The initiative, The Costs of War, has provided an independent analysis of the monetary costs to the United States as well as the human toll — the numbers who died and were wounded.
Through the years GoLocal has reported on the research. The studies have been a leading source of data for the media, policymakers and Congress. As examples:
NEW: Brown: Cost of U.S Wars—$4 Trillion and 225,000 Lives (Wednesday, June 29, 2011)
NEW: Cost of U.S. War on Terror Stands at $6.4 Trillion & 801K Lives, Says New Brown Report (Wednesday, November 20, 2019)
With the United States pulling out of the military involvement in the two battle zones, what is the future of the research initiative?
Professor Catherine Lutz of the Watson Institute for International and Public Affairs at Brown University, one of the project directors of the Costs of War Project, tells GoLocal, "I think the project has had an impact both on public understanding of the war, and in Washington, where our data and reports on the wars have been widely used in floor speeches and legislative actions."
She said, "To the extent that our work has had some impact on shaping public opinion about the wars (as being much more expensive, less effective, and most damaging to human lives (especially civilian lives) than people recognize or politicians have let on, I think it has given support to those within the policy world who have taken seriously these costs and public opinion about them."
Regarding the future of the project, Lutz says it will go on.
"The project will absolutely continue.

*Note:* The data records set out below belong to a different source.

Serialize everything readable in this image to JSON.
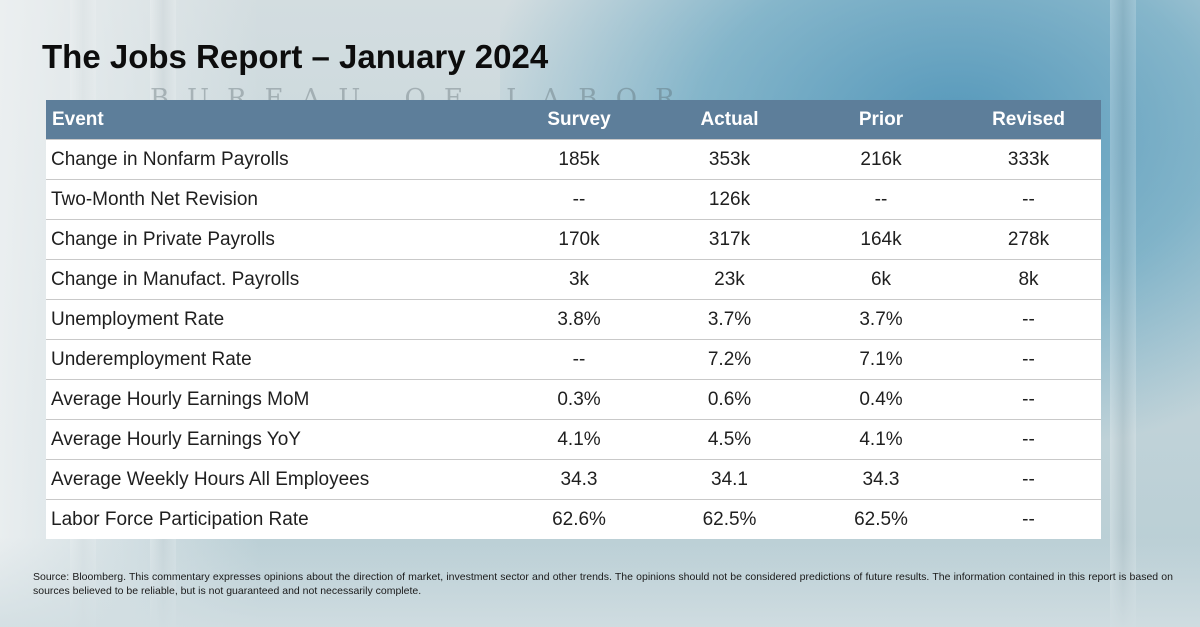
{
  "title": "The Jobs Report – January 2024",
  "background_text": "BUREAU OF LABOR STATISTICS",
  "table": {
    "headers": [
      "Event",
      "Survey",
      "Actual",
      "Prior",
      "Revised"
    ],
    "rows": [
      [
        "Change in Nonfarm Payrolls",
        "185k",
        "353k",
        "216k",
        "333k"
      ],
      [
        "Two-Month Net Revision",
        "--",
        "126k",
        "--",
        "--"
      ],
      [
        "Change in Private Payrolls",
        "170k",
        "317k",
        "164k",
        "278k"
      ],
      [
        "Change in Manufact. Payrolls",
        "3k",
        "23k",
        "6k",
        "8k"
      ],
      [
        "Unemployment Rate",
        "3.8%",
        "3.7%",
        "3.7%",
        "--"
      ],
      [
        "Underemployment Rate",
        "--",
        "7.2%",
        "7.1%",
        "--"
      ],
      [
        "Average Hourly Earnings MoM",
        "0.3%",
        "0.6%",
        "0.4%",
        "--"
      ],
      [
        "Average Hourly Earnings YoY",
        "4.1%",
        "4.5%",
        "4.1%",
        "--"
      ],
      [
        "Average Weekly Hours All Employees",
        "34.3",
        "34.1",
        "34.3",
        "--"
      ],
      [
        "Labor Force Participation Rate",
        "62.6%",
        "62.5%",
        "62.5%",
        "--"
      ]
    ]
  },
  "footnote": "Source: Bloomberg. This commentary expresses opinions about the direction of market, investment sector and other trends. The opinions should not be considered predictions of future results. The information contained in this report is based on sources believed to be reliable, but is not guaranteed and not necessarily complete.",
  "colors": {
    "header_bg": "#5d7e9a",
    "header_text": "#ffffff",
    "row_border": "#c9c9c9",
    "title_text": "#0d0d0d"
  }
}
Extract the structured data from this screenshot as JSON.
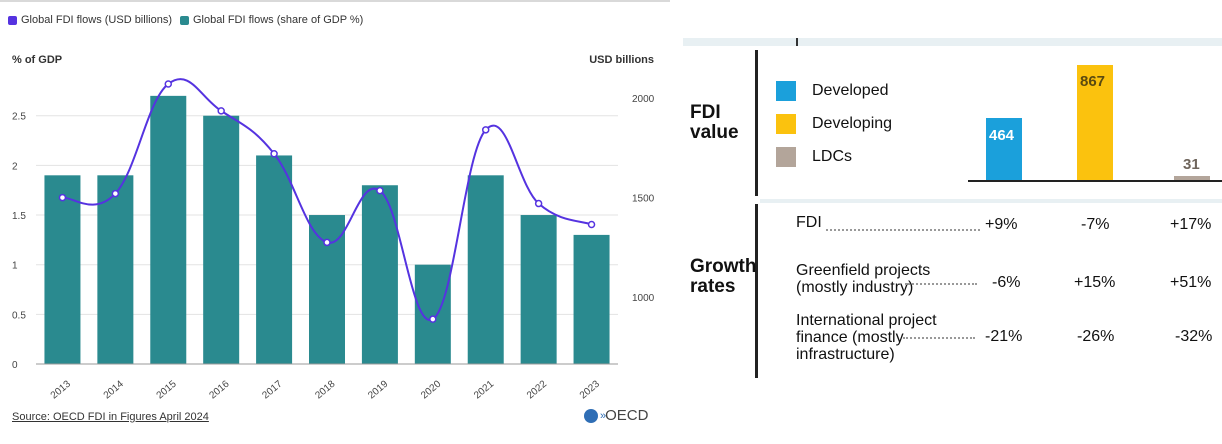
{
  "left_chart": {
    "legend": [
      {
        "label": "Global FDI flows (USD billions)",
        "color": "#5533e0"
      },
      {
        "label": "Global FDI flows (share of GDP %)",
        "color": "#2a8a8f"
      }
    ],
    "left_axis_title": "% of GDP",
    "right_axis_title": "USD billions",
    "source": "Source: OECD FDI in Figures April 2024",
    "logo_text": "OECD"
  },
  "chart_data": [
    {
      "type": "bar",
      "categories": [
        "2013",
        "2014",
        "2015",
        "2016",
        "2017",
        "2018",
        "2019",
        "2020",
        "2021",
        "2022",
        "2023"
      ],
      "series": [
        {
          "name": "Global FDI flows (share of GDP %)",
          "axis": "left",
          "type": "bar",
          "color": "#2a8a8f",
          "values": [
            1.9,
            1.9,
            2.7,
            2.5,
            2.1,
            1.5,
            1.8,
            1.0,
            1.9,
            1.5,
            1.3
          ]
        },
        {
          "name": "Global FDI flows (USD billions)",
          "axis": "right",
          "type": "line",
          "color": "#5533e0",
          "values": [
            1500,
            1520,
            2070,
            1935,
            1720,
            1275,
            1535,
            890,
            1840,
            1470,
            1365
          ]
        }
      ],
      "left_ylim": [
        0,
        2.9
      ],
      "left_ticks": [
        0,
        0.5,
        1,
        1.5,
        2,
        2.5
      ],
      "right_ylim": [
        665,
        2110
      ],
      "right_ticks": [
        1000,
        1500,
        2000
      ],
      "grid": true
    },
    {
      "type": "bar",
      "title": "FDI value",
      "categories": [
        "Developed",
        "Developing",
        "LDCs"
      ],
      "values": [
        464,
        867,
        31
      ],
      "colors": [
        "#1ba0db",
        "#fbc20e",
        "#b3a59a"
      ]
    }
  ],
  "right_panel": {
    "fdi_title": [
      "FDI",
      "value"
    ],
    "legend": [
      {
        "label": "Developed",
        "color": "#1ba0db"
      },
      {
        "label": "Developing",
        "color": "#fbc20e"
      },
      {
        "label": "LDCs",
        "color": "#b3a59a"
      }
    ],
    "bar_labels": [
      "464",
      "867",
      "31"
    ],
    "growth_title": [
      "Growth",
      "rates"
    ],
    "growth_rows": [
      {
        "label": [
          "FDI"
        ],
        "values": [
          "+9%",
          "-7%",
          "+17%"
        ]
      },
      {
        "label": [
          "Greenfield projects",
          "(mostly industry)"
        ],
        "values": [
          "-6%",
          "+15%",
          "+51%"
        ]
      },
      {
        "label": [
          "International project",
          "finance (mostly",
          "infrastructure)"
        ],
        "values": [
          "-21%",
          "-26%",
          "-32%"
        ]
      }
    ]
  }
}
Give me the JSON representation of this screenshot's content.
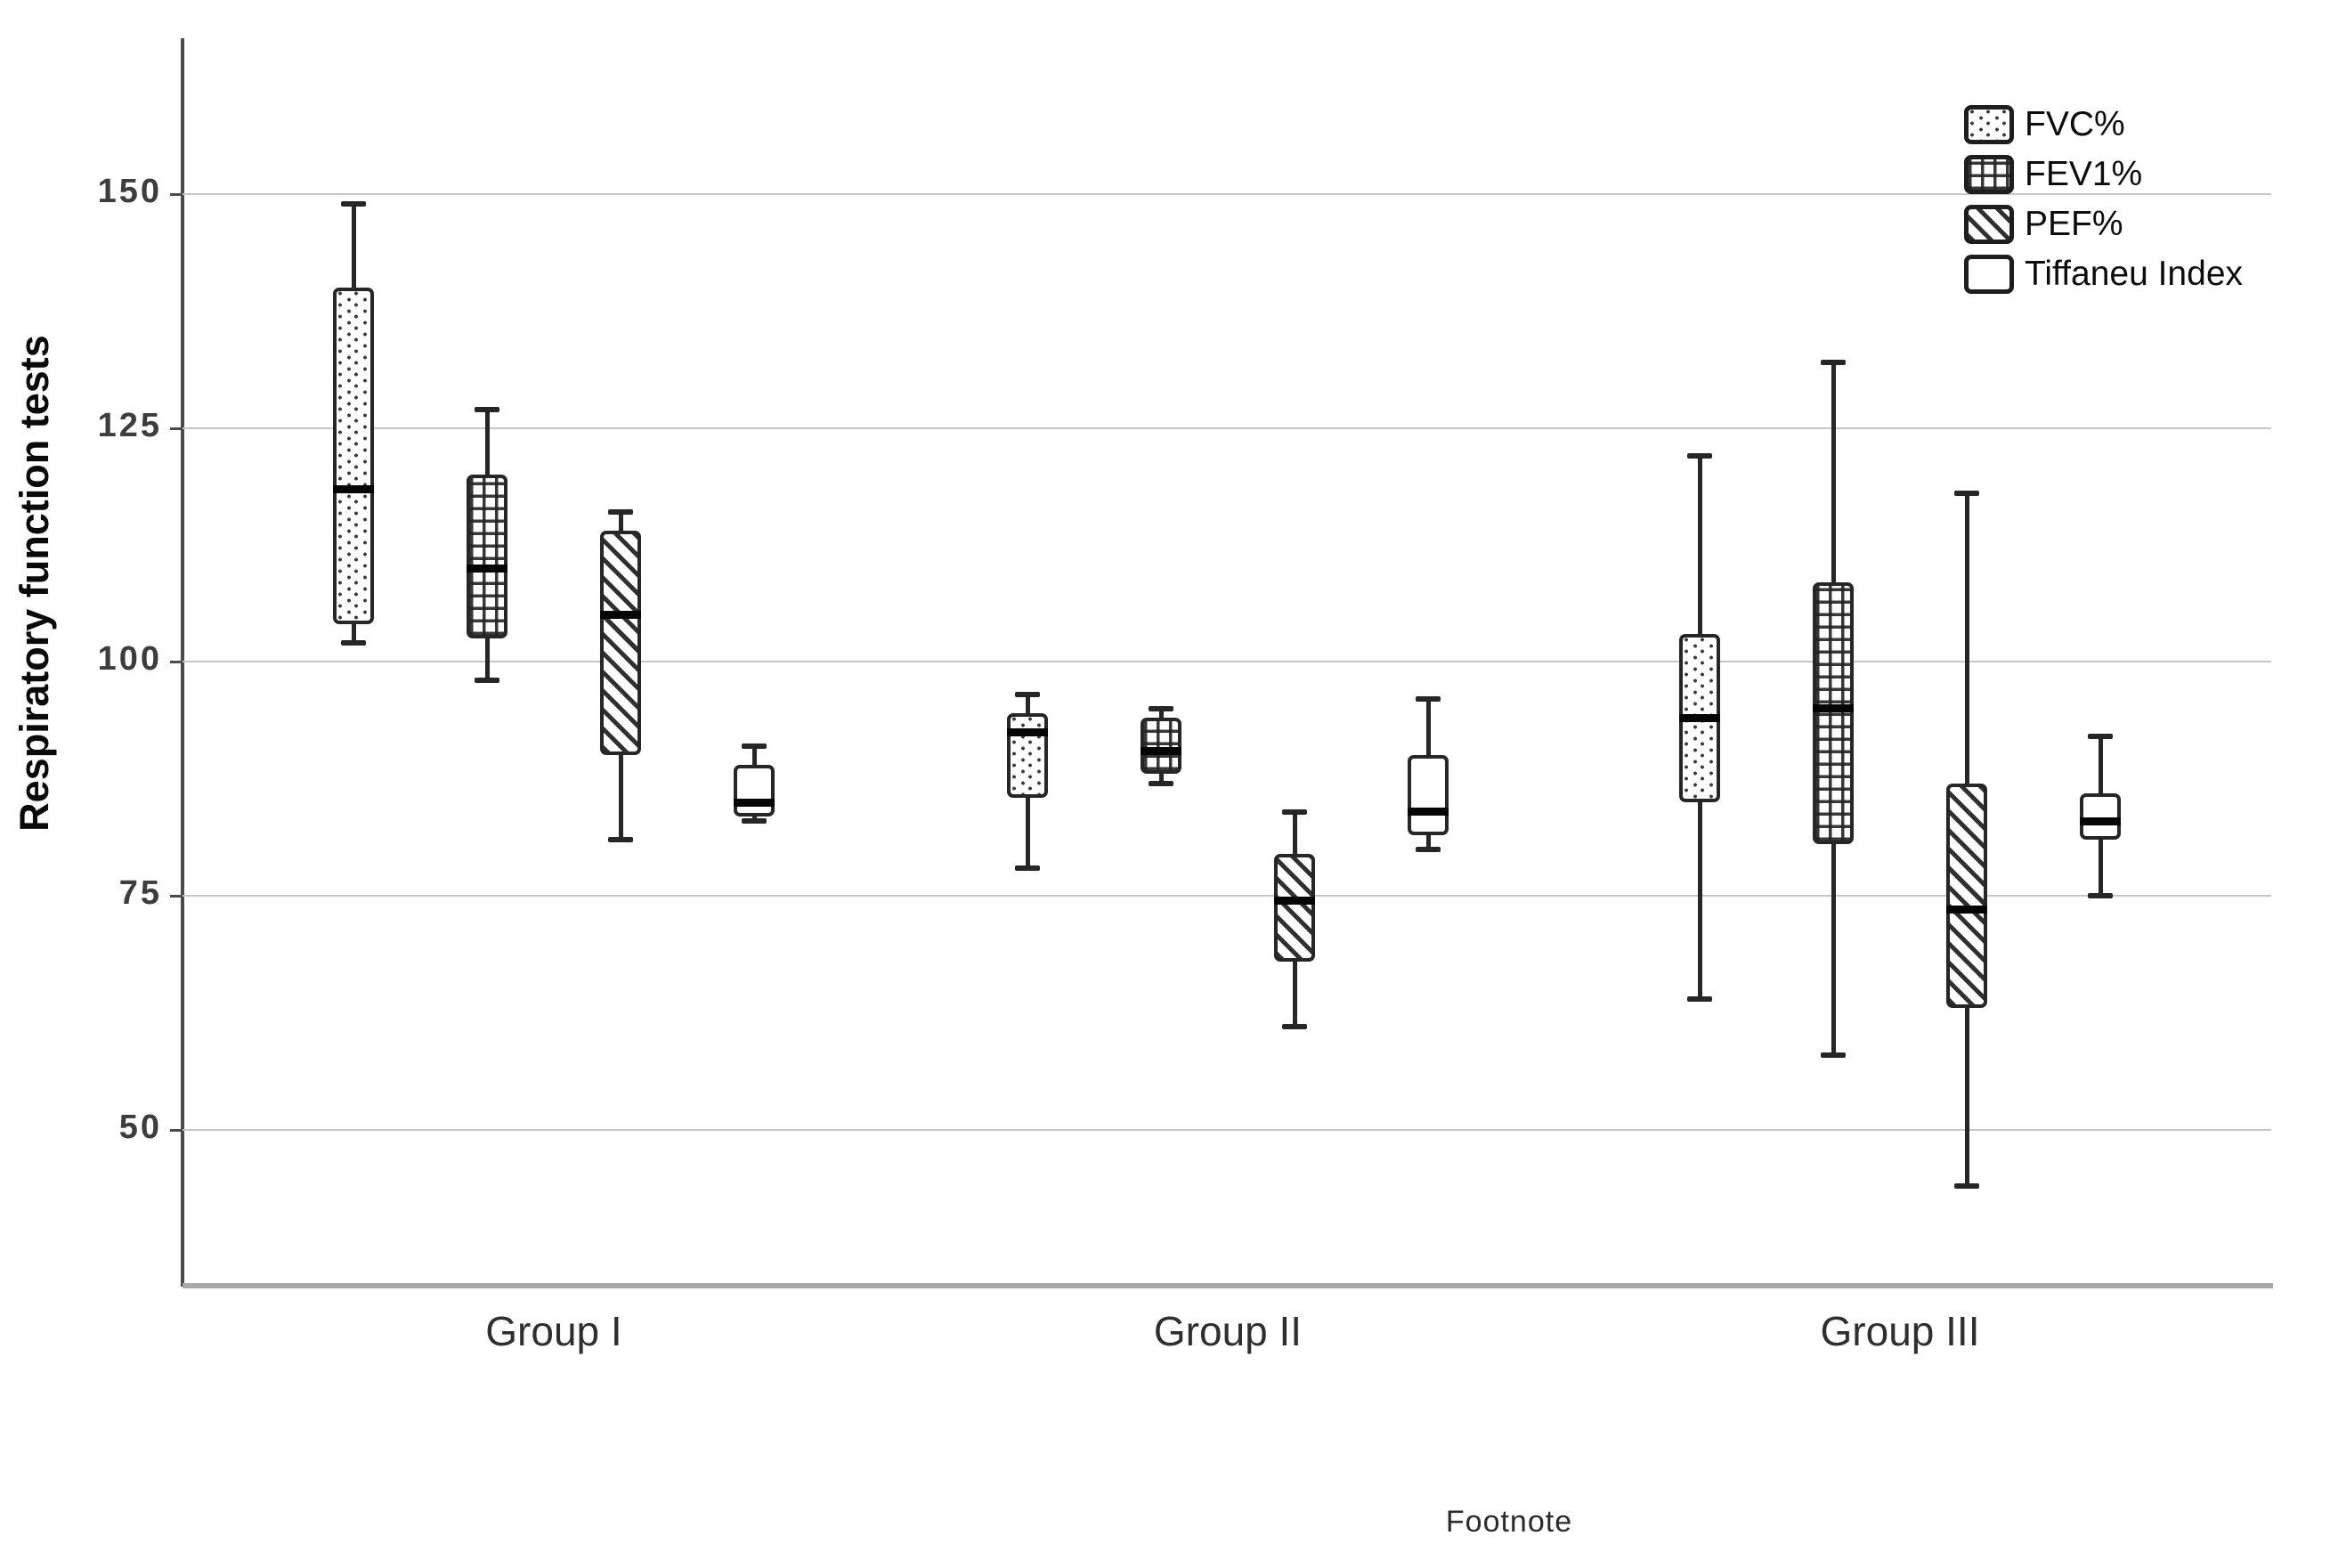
{
  "figure": {
    "y_axis_title": "Respiratory function tests",
    "x_axis_footnote": "Footnote"
  },
  "chart_data": {
    "type": "boxplot",
    "title": "",
    "xlabel": "Footnote",
    "ylabel": "Respiratory function tests",
    "ylim": [
      33,
      166
    ],
    "yticks": [
      50,
      75,
      100,
      125,
      150
    ],
    "grid": true,
    "legend_position": "top-right",
    "categories": [
      "Group I",
      "Group II",
      "Group III"
    ],
    "series": [
      {
        "name": "FVC%",
        "pattern": "dots",
        "boxes": [
          {
            "group": "Group I",
            "whisker_low": 102,
            "q1": 104,
            "median": 118.5,
            "q3": 140,
            "whisker_high": 149
          },
          {
            "group": "Group II",
            "whisker_low": 78,
            "q1": 85.5,
            "median": 92.5,
            "q3": 94.5,
            "whisker_high": 96.5
          },
          {
            "group": "Group III",
            "whisker_low": 64,
            "q1": 85,
            "median": 94,
            "q3": 103,
            "whisker_high": 122
          }
        ]
      },
      {
        "name": "FEV1%",
        "pattern": "crosshatch",
        "boxes": [
          {
            "group": "Group I",
            "whisker_low": 98,
            "q1": 102.5,
            "median": 110,
            "q3": 120,
            "whisker_high": 127
          },
          {
            "group": "Group II",
            "whisker_low": 87,
            "q1": 88,
            "median": 90.5,
            "q3": 94,
            "whisker_high": 95
          },
          {
            "group": "Group III",
            "whisker_low": 58,
            "q1": 80.5,
            "median": 95,
            "q3": 108.5,
            "whisker_high": 132
          }
        ]
      },
      {
        "name": "PEF%",
        "pattern": "diagonal",
        "boxes": [
          {
            "group": "Group I",
            "whisker_low": 81,
            "q1": 90,
            "median": 105,
            "q3": 114,
            "whisker_high": 116
          },
          {
            "group": "Group II",
            "whisker_low": 61,
            "q1": 68,
            "median": 74.5,
            "q3": 79.5,
            "whisker_high": 84
          },
          {
            "group": "Group III",
            "whisker_low": 44,
            "q1": 63,
            "median": 73.5,
            "q3": 87,
            "whisker_high": 118
          }
        ]
      },
      {
        "name": "Tiffaneu Index",
        "pattern": "plain",
        "boxes": [
          {
            "group": "Group I",
            "whisker_low": 83,
            "q1": 83.5,
            "median": 85,
            "q3": 89,
            "whisker_high": 91
          },
          {
            "group": "Group II",
            "whisker_low": 80,
            "q1": 81.5,
            "median": 84,
            "q3": 90,
            "whisker_high": 96
          },
          {
            "group": "Group III",
            "whisker_low": 75,
            "q1": 81,
            "median": 83,
            "q3": 86,
            "whisker_high": 92
          }
        ]
      }
    ]
  }
}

We will continue to track the costs of these wars, which are not over by any means [such as] costs for the care of war veterans and costs for interest on war debt," said Lutz.
"We will also report on the problem with our war system more generally, which continues to get the lion’s share of our discretionary federal budget, create massive environmental damage, and promote a distorted view of how the international system of development and conflict resolution should work," she adds.
As of publication, the Biden administration had returned 3,000 troops to Afghanistan to assist in the evacuation of Americans and certain Afghanistan citizens.